Le siège de Dole en juin1674, par Jean-Baptiste, Martin dit Martin des Batailles (1659-1735), qui a eu lieu du 26 mai au 6 juin 1674, en présence du roi Louis XIV. Second siège de la capitale comtoise par les Français au XVIIe siècle, c’est un des épisodes comtois de la guerre de Hollande, qui s’est achevée, en 1678 par l’annexion officielle de la Franche-Comté au royaume de France. Pascal Brunet. Musée des Beaux-Arts de Dole, 1995.1.1

Depuis 1668 au moins, comme le souligne Maurice Gresset3, les tractations pour déplacer l’université à Besançon sont engagées. La stratégie royale consistant à affirmer la centralité du royaume et à recentrer chaque principauté autour d’une ville principale siège d’intendance va également dans le sens de la volonté géopolitique de Louis XIV. Besançon, la plus grande ville de la principauté comtoise, a perdu sa fonction majeure, tout en restant le centre du diocèse. Si Dole, dès les ducs Valois, a capté les attributs d’une capitale – dont les sièges du parlement et de l’université –, la dynamique française va renverser le cours de l’histoire au profit de Besançon. C’est ainsi qu’il faut comprendre la fin de l’université doloise.


Notes :
1 – Selon l’étude de Julien Feuvrier, Un collège franc-comtois au xvie siècle, Dole, Alph. Krugell, 1889. 2 – Lucien Febvre, Philippe II et la Franche-Comté. Étude politique, religieuse et sociale, Paris, Champion, 1912. 2 – Maurice Gresset, « Le troisième centenaire du transfert de l’Université comtoise de Dole à Besançon », in Maurice Gresset et François Lassus (dir.), Institutions et vie universitaire dans l’Europe d’hier et d’aujourd’hui, Besançon, PUFC (« Annales littéraires »), 1992, p. 17-24. Bibliographie
  • Julien Feuvrier, Un collège franc-comtois au xvie siècle, Dole, Alph. Krugell, 1889.

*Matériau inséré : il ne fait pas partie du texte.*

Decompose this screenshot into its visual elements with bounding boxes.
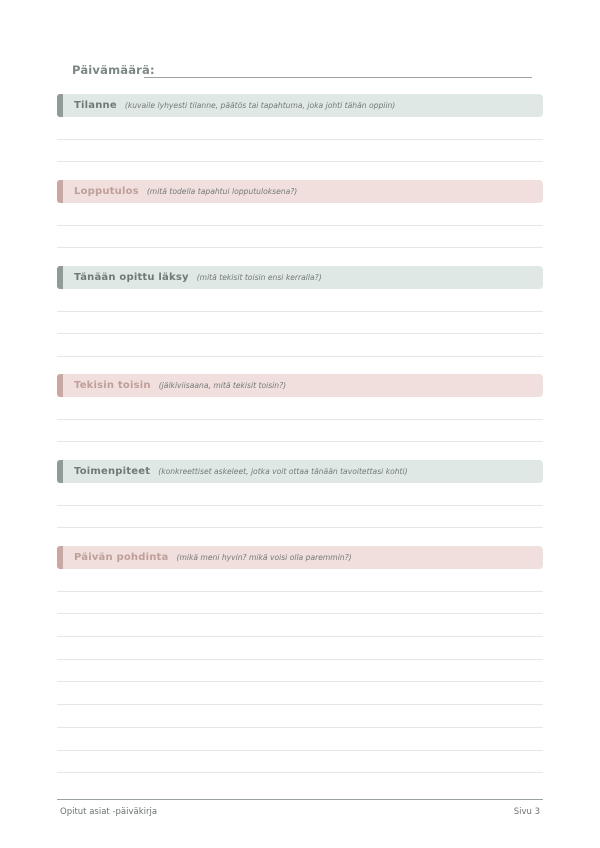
writing-line[interactable] (57, 728, 543, 751)
section-lopputulos (57, 180, 543, 248)
writing-line[interactable] (57, 751, 543, 774)
writing-lines[interactable] (57, 397, 543, 442)
section-hint: (jälkiviisaana, mitä tekisit toisin?) (158, 381, 287, 390)
section-hint: (konkreettiset askeleet, jotka voit ottaa tänään tavoitettasi kohti) (158, 467, 408, 476)
section-opittu-laksy (57, 266, 543, 357)
writing-line[interactable] (57, 682, 543, 705)
section-header (57, 546, 543, 569)
writing-line[interactable] (57, 705, 543, 728)
writing-line[interactable] (57, 312, 543, 335)
date-input-line[interactable] (144, 77, 532, 78)
writing-line[interactable] (57, 506, 543, 529)
section-header (57, 460, 543, 483)
section-toimenpiteet (57, 460, 543, 528)
section-title: Tekisin toisin (74, 380, 151, 391)
writing-line[interactable] (57, 289, 543, 312)
section-title: Lopputulos (74, 186, 139, 197)
writing-line[interactable] (57, 637, 543, 660)
section-title: Päivän pohdinta (74, 552, 169, 563)
date-label: Päivämäärä: (72, 63, 155, 77)
writing-line[interactable] (57, 592, 543, 615)
section-title: Tänään opittu läksy (74, 272, 189, 283)
writing-line[interactable] (57, 226, 543, 249)
writing-lines[interactable] (57, 289, 543, 357)
writing-line[interactable] (57, 203, 543, 226)
writing-line[interactable] (57, 569, 543, 592)
writing-line[interactable] (57, 420, 543, 443)
writing-line[interactable] (57, 483, 543, 506)
section-hint: (mitä tekisit toisin ensi kerralla?) (196, 273, 322, 282)
section-paivan-pohdinta (57, 546, 543, 773)
section-header (57, 266, 543, 289)
section-hint: (mikä meni hyvin? mikä voisi olla paremmin?) (176, 553, 352, 562)
writing-line[interactable] (57, 660, 543, 683)
writing-lines[interactable] (57, 203, 543, 248)
section-tekisin-toisin (57, 374, 543, 442)
section-title: Tilanne (74, 100, 117, 111)
page-number: Sivu 3 (513, 807, 540, 817)
writing-lines[interactable] (57, 483, 543, 528)
section-hint: (kuvaile lyhyesti tilanne, päätös tai tapahtuma, joka johti tähän oppiin) (124, 101, 396, 110)
writing-lines[interactable] (57, 117, 543, 162)
section-header (57, 374, 543, 397)
writing-line[interactable] (57, 397, 543, 420)
footer-title: Opitut asiat -päiväkirja (60, 807, 158, 817)
writing-line[interactable] (57, 117, 543, 140)
writing-lines[interactable] (57, 569, 543, 773)
section-header (57, 180, 543, 203)
section-title: Toimenpiteet (74, 466, 151, 477)
section-header (57, 94, 543, 117)
footer-divider (57, 799, 543, 800)
section-tilanne (57, 94, 543, 162)
section-hint: (mitä todella tapahtui lopputuloksena?) (146, 187, 298, 196)
date-field (72, 62, 532, 78)
writing-line[interactable] (57, 334, 543, 357)
writing-line[interactable] (57, 140, 543, 163)
writing-line[interactable] (57, 614, 543, 637)
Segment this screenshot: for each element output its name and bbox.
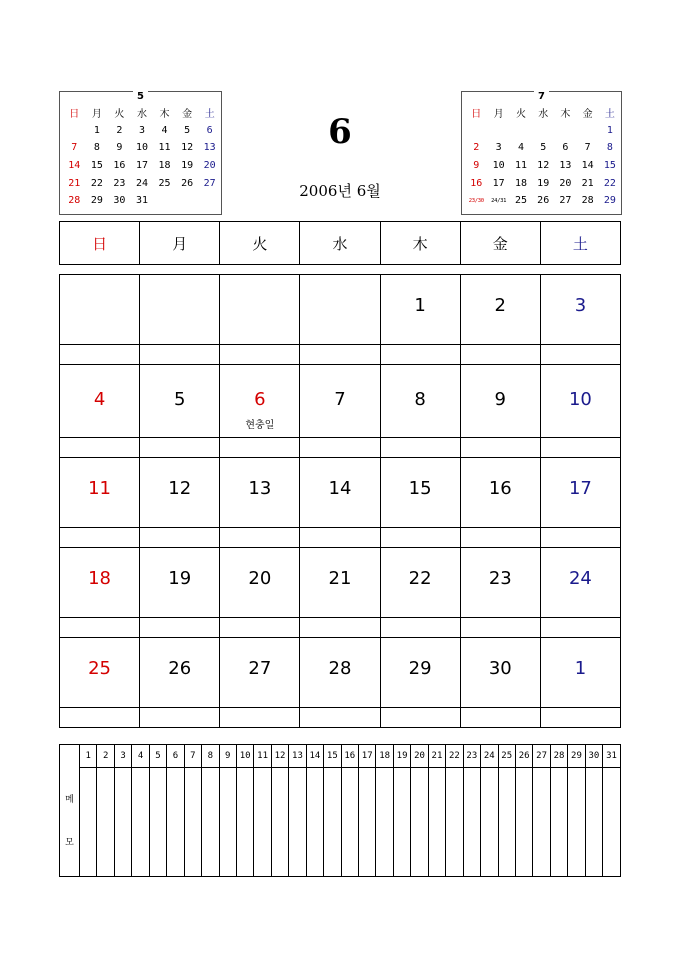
- day-cell[interactable]: [300, 638, 380, 708]
- day-number: 17: [568, 478, 592, 499]
- weekday-thu: 木: [380, 222, 460, 265]
- day-note-cell[interactable]: [540, 528, 620, 548]
- day-note-cell[interactable]: [460, 528, 540, 548]
- day-number: 29: [408, 658, 432, 679]
- day-cell[interactable]: [380, 638, 460, 708]
- mini-day: 24: [135, 177, 148, 189]
- day-cell[interactable]: [540, 548, 620, 618]
- memo-day-cell[interactable]: [132, 768, 149, 877]
- memo-day-cell[interactable]: [167, 768, 184, 877]
- day-number: 6: [254, 389, 266, 410]
- day-cell[interactable]: [220, 638, 300, 708]
- memo-day-number: 13: [289, 745, 306, 768]
- mini-day: 11: [514, 160, 527, 172]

  • Lucien Febvre, Philippe II et la Franche-Comté. Étude politique, religieuse et sociale, Paris, Champion, 1912.
  • Maurice Gresset, « Le troisième centenaire du transfert de l’Université comtoise de Dole à Besançon », in Maurice Gresset et François Lassus (dir.), Institutions et vie universitaire dans l’Europe d’hier et d’aujourd’hui, Besançon, PUFC (« Annales littéraires »), 1992, p. 17-24.